Si mes oreilles ne me trahissaient pas, j’avais la nette impression qu’il avait besoin d’être rassuré.
– Bon, oui. (Je me tournai pour le regarder, essayant d’occulter les cris provenant de la télé.) Tu es…
– Je suis quoi ?
– Tellement…
– Allez, ma puce, c’est trop long. Accouche.
– Très…
– Laisse tomber. Je vais me lancer des fleurs moi-même.
Je poussai un long soupir sonore. Je m’amusais comme une folle !
– Tu crains, grogna-t-il.
– Fantastique, ça te va ?
– Mmmh. (Il m’adressa un petit sourire satisfait.) Ouais, c’est pas mal. Enfin, ça donne un petit aperçu de l’être exceptionnel que je suis.
– Et égocentrique. Très égocentrique aussi.
– Tu mens. (Il fit alors courir ses doigts sur mes flancs et je me mis à gigoter dans tous les sens en gloussant.) Je suis l’humilité incarnée.
– Non ! Arrête de me chatouiller.
– Avoue que je suis ta raison de vivre. Dis-le ! (Son bras me ramena vers lui, me retenant prisonnière.) Merde, ne tombe pas ! Hors de question que je me blesse à nouveau pour te sauver.

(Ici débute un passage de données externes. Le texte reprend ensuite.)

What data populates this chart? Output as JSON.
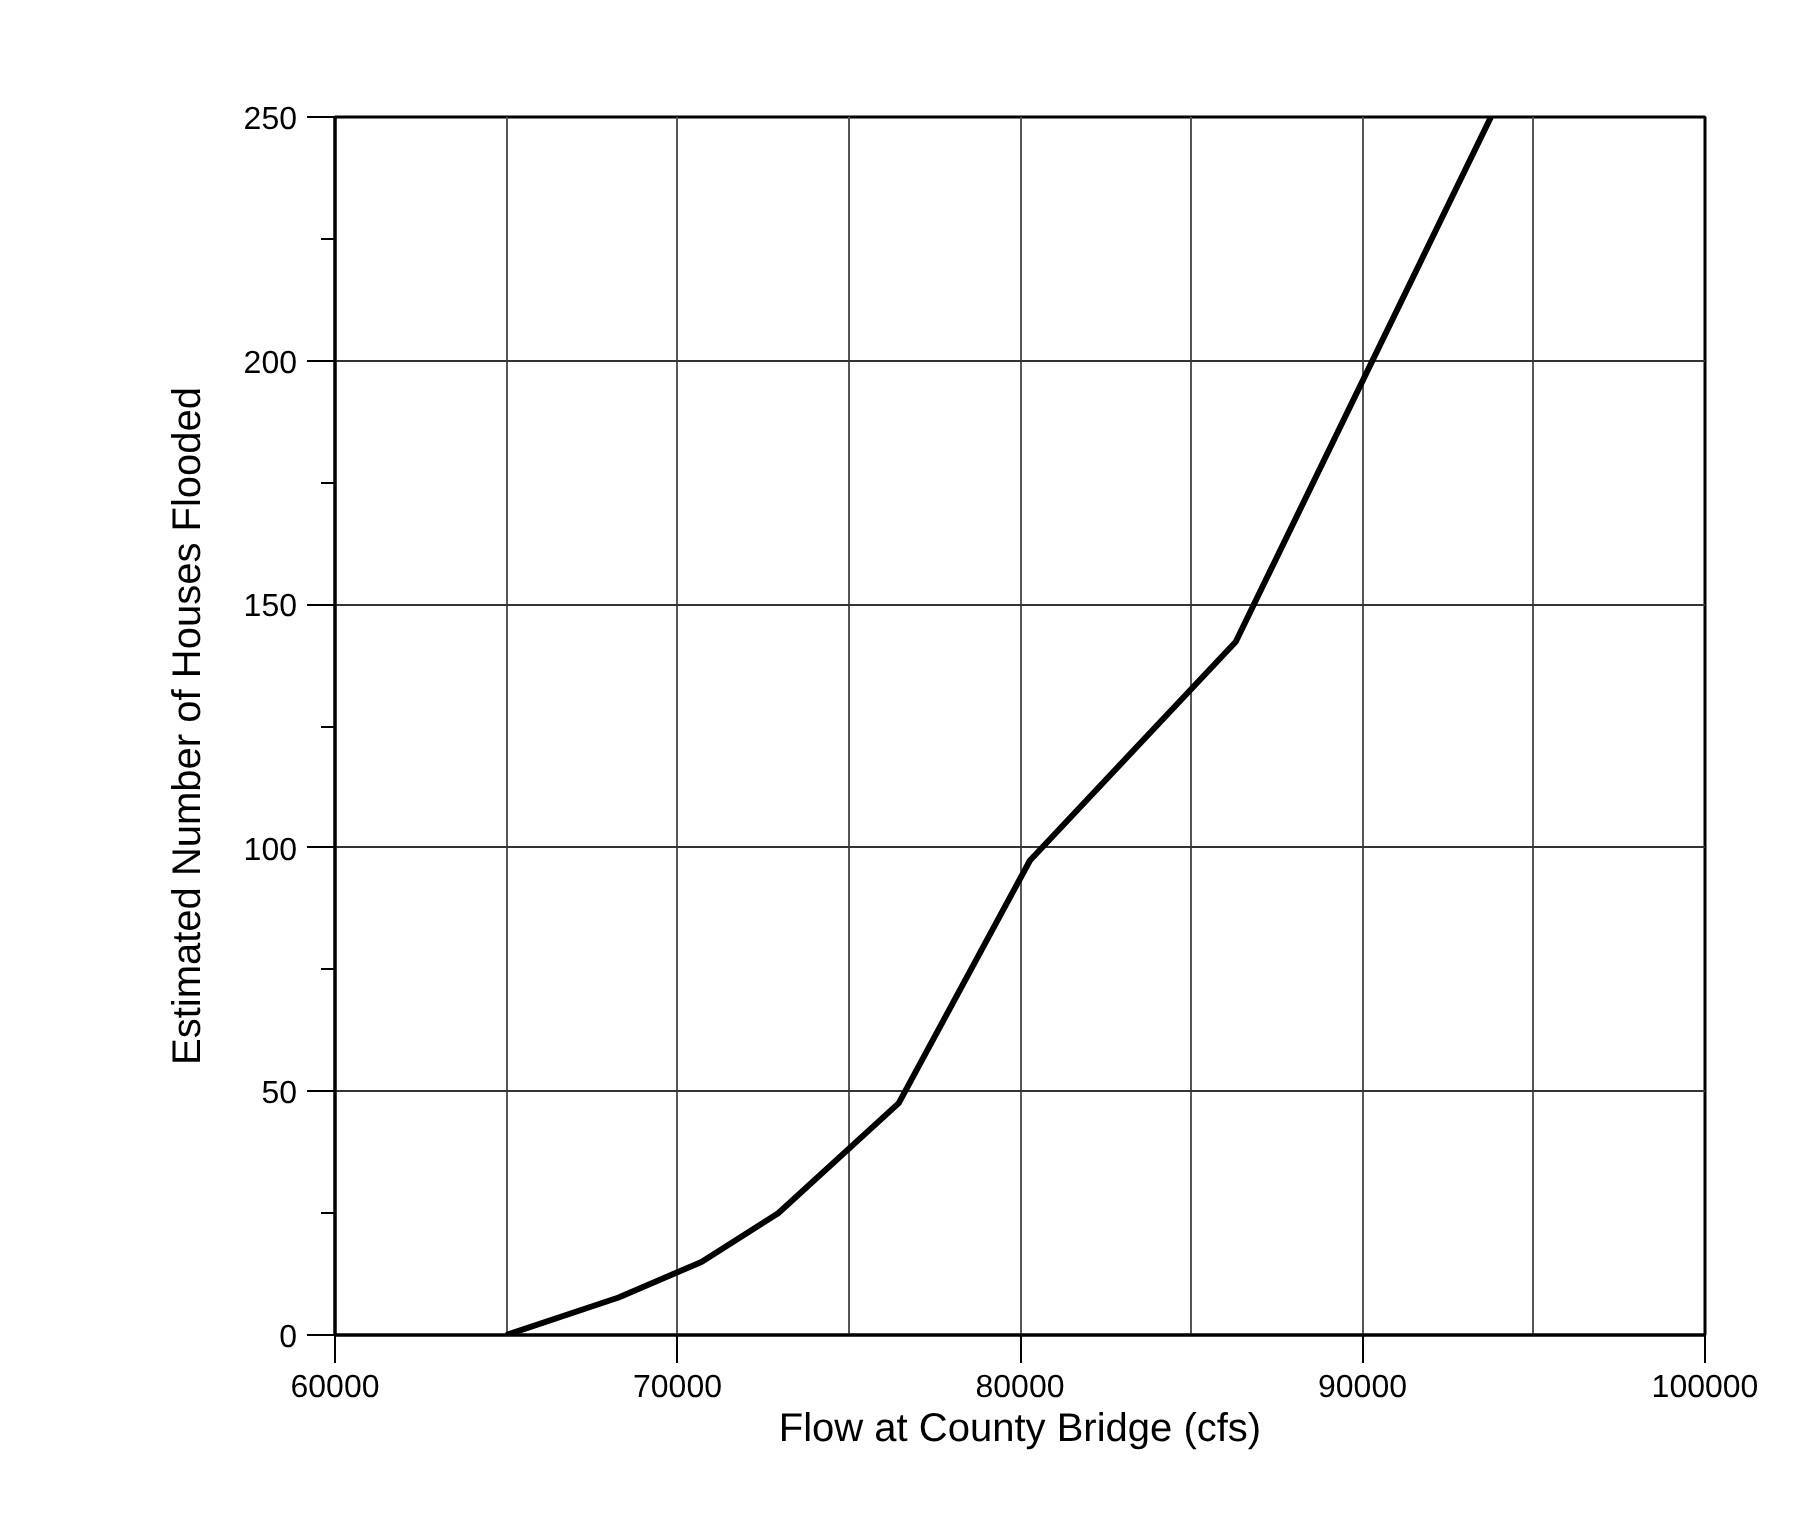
{
  "chart_data": {
    "type": "line",
    "xlabel": "Flow at County Bridge (cfs)",
    "ylabel": "Estimated Number of Houses Flooded",
    "x": [
      65000,
      68280,
      70700,
      72940,
      76460,
      80290,
      86300,
      93750
    ],
    "series": [
      {
        "color": "#000000",
        "values": [
          0,
          7.7,
          15,
          25,
          47.6,
          97.4,
          142.3,
          250
        ]
      }
    ],
    "xlim": [
      60000,
      100000
    ],
    "xticks": [
      60000,
      {
        "value": 65000,
        "label": null
      },
      70000,
      {
        "value": 75000,
        "label": null
      },
      80000,
      {
        "value": 85000,
        "label": null
      },
      90000,
      {
        "value": 95000,
        "label": null
      },
      100000
    ],
    "ylim": [
      0,
      250
    ],
    "yticks": [
      0,
      {
        "value": 25,
        "label": null
      },
      50,
      {
        "value": 75,
        "label": null
      },
      100,
      {
        "value": 125,
        "label": null
      },
      150,
      {
        "value": 175,
        "label": null
      },
      200,
      {
        "value": 225,
        "label": null
      },
      250
    ],
    "grid": true,
    "line_style": "solid",
    "marker": "none"
  }
}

– Alors arrête de me chatouiller.
– Comme si j’étais assez immature pour faire ça.
D’une main, il ramena alors délicatement ma tête sur son épaule et le bras qui me maintenait me serra plus fort.
– Chut. Un peu de calme, maintenant.
Le bourdonnement chaud qui m’envahissait était dix fois meilleur que toutes les sensations que l’alcool procurerait. Non, un million de fois meilleur, parce que, en bonus, je pouvais sentir et toucher Mal Ericson.
– Détends-toi, m’ordonna-t-il.
– C’est ce que je fais.
Rien de ce qui se passait à l’écran ne m’importait. Mes paupières se fermèrent à demi tandis que mon esprit se focalisait sur Mal. Quelles que soient les raisons de sa présence ici, il y avait peu de chances pour que j’obtienne ce que je voulais. C’était humain d’en vouloir toujours plus. Cela dit, ce que j’avais pour le moment était déjà sacrément cool.